Why Women Still Can't Have It All In The U.S.
New study identifies the one ingredient necessary to "having it all."
A new NBER paper from researchers at Cornell and Denmark makes a strong case that having a mother that works actually benefits a child's academic performance if they live somewhere that actively supports them.
They took a look a massive dataset of academic outcomes for children in Denmark and found that the child of a woman who worked between 10-19 hours over the first four years of their child's life will have a GPA that's 2.6% higher, on average, than someone whose mother didn't work at all.
The effects are larger if you look at employment over 15 years of a child's life.

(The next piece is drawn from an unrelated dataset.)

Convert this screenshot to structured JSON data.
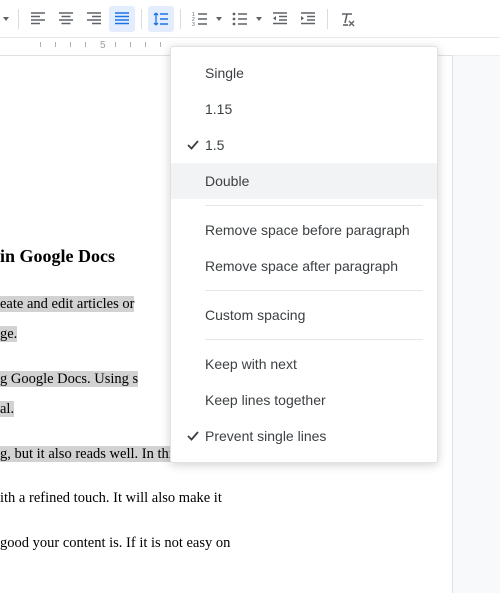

Changes in income don't have much of an influence, which points to employment having a positive effect separate from any extra money. The country has very generous leave policies, four weeks paid before delivery, 14 weeks afterwards, and 10 weeks additional that can be shared
Early child care is extremely generous. Denmark spends 1.2% of its GDP on early childhood care and education versus 0.4% in the U.S. Early child care and education is well funded, and well staffed, and many families take advantage. Generally, people work fewer hours as well.
Basically, it's an environment where if a women chooses to work, the tradeoffs are much lower. Working doesn't mean leaving a child alone for as long when they're just weeks old, sacrificing education, or leaving them in an inferior environment while their parents are working.
With that kind of support, the researchers found, the children of working mothers grow up to do better. All things equal, the mother will spend less time with her child. But other effects, like the fact that the child might have a hard working role model to look up to, appear to outweigh that.